Dedivitis R A, Pfuetzenreiter E G, Guimarães A V
Postgraduation Course on Health Sciences, Hospital Heliópolis, São Paulo, Brazil.
Acta Otorhinolaryngol Ital. 2009 Feb;29(1):16-20.
Contact laryngomicroscopy is in vivo laryngeal mucosa microscopic examination and rigid telescopy is a non-invasive technique that enables the systematic observation of many details in the large area of vocal fold mucosa.
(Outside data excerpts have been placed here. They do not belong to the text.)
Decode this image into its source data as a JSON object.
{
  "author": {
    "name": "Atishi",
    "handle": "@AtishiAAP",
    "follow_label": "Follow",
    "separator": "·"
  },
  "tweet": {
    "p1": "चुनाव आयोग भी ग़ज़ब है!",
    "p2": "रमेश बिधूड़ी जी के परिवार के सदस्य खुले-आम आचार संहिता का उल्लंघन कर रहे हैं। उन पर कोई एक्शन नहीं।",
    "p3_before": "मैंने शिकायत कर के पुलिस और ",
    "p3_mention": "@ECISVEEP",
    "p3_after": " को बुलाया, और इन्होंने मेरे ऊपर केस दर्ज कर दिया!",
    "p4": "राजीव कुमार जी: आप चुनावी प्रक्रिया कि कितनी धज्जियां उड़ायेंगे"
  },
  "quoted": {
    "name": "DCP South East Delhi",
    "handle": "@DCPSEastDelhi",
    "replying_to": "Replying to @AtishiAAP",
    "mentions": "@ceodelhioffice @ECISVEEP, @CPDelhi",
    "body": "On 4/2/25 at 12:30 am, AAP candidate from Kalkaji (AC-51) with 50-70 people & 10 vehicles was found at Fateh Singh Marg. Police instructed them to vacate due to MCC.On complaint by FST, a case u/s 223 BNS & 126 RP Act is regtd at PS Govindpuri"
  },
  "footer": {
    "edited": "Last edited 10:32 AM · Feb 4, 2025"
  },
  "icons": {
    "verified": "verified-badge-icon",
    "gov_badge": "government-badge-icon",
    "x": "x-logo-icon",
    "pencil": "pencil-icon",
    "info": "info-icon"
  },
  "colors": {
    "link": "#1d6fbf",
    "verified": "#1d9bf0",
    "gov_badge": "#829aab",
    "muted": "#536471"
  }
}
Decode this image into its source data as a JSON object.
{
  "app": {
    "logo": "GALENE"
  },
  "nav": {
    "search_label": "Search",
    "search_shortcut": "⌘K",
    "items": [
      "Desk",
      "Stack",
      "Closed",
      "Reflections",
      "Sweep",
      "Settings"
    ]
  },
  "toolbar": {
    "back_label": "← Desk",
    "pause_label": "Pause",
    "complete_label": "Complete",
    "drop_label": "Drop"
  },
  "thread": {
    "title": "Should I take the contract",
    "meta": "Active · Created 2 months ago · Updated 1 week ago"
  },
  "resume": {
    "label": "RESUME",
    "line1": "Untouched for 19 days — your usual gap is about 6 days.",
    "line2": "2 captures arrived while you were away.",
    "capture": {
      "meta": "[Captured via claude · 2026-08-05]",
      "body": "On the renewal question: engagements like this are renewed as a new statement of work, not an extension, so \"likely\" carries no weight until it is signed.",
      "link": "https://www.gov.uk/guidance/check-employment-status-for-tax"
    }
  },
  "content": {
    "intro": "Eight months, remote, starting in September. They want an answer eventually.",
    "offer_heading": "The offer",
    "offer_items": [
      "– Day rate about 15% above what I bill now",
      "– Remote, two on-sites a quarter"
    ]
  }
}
These are performed during laryngomicroscopy. This study was performed in order to evaluate the use of rigid and contact endoscopy effectiveness in establishing the margins in patients undergoing frontolateral laryngectomy. Ten patients with glottic squamous cell carcinoma underwent frontolateral laryngectomy from 2000 to 2003. Eight were staged as T1bN0M0, whereas two were staged as T2N0M0. During the frontolateral approach, the lesion and its limits were carefully defined, the surgical margins were established under the rigid telescope and the patients' margins were studied under contact endoscopy after methylene blue staining. Frozen section examination of the margins was performed and the histopathological analysis was compared to the surgical and endocopic findings. The infraglottic region and the surgical margins were free of disease in all cases and there was a 100% correlation with the histopathological examination. All patients are alive with no evidence of disease after a minimum of 5 years' follow-up. In conclusion, rigid and contact laryngoscopy is effective in establishing the disease-free surgical margins in patients submitted to frontolateral laryngectomy.
接触式喉镜检查是对喉黏膜进行的活体显微镜检查,而硬性望远镜式检查是一种非侵入性技术,能够系统地观察声带黏膜大面积区域的许多细节。这些操作在喉镜检查期间进行。本研究旨在评估硬性内镜和接触式内镜在确定接受前外侧喉切除术患者的手术切缘方面的有效性。2000年至2003年,10例声门型鳞状细胞癌患者接受了前外侧喉切除术。8例为T1bN0M0期,2例为T2N0M0期。在前外侧入路过程中,仔细界定病变及其边界,在硬性望远镜下确定手术切缘,并在亚甲蓝染色后通过接触式内镜检查患者的切缘。对切缘进行冰冻切片检查,并将组织病理学分析结果与手术和内镜检查结果进行比较。所有病例的声门下区域和手术切缘均无病变,且与组织病理学检查结果的相关性为100%。所有患者在至少5年的随访后均存活,无疾病证据。总之,硬性喉镜和接触式喉镜在确定接受前外侧喉切除术患者的无病手术切缘方面是有效的。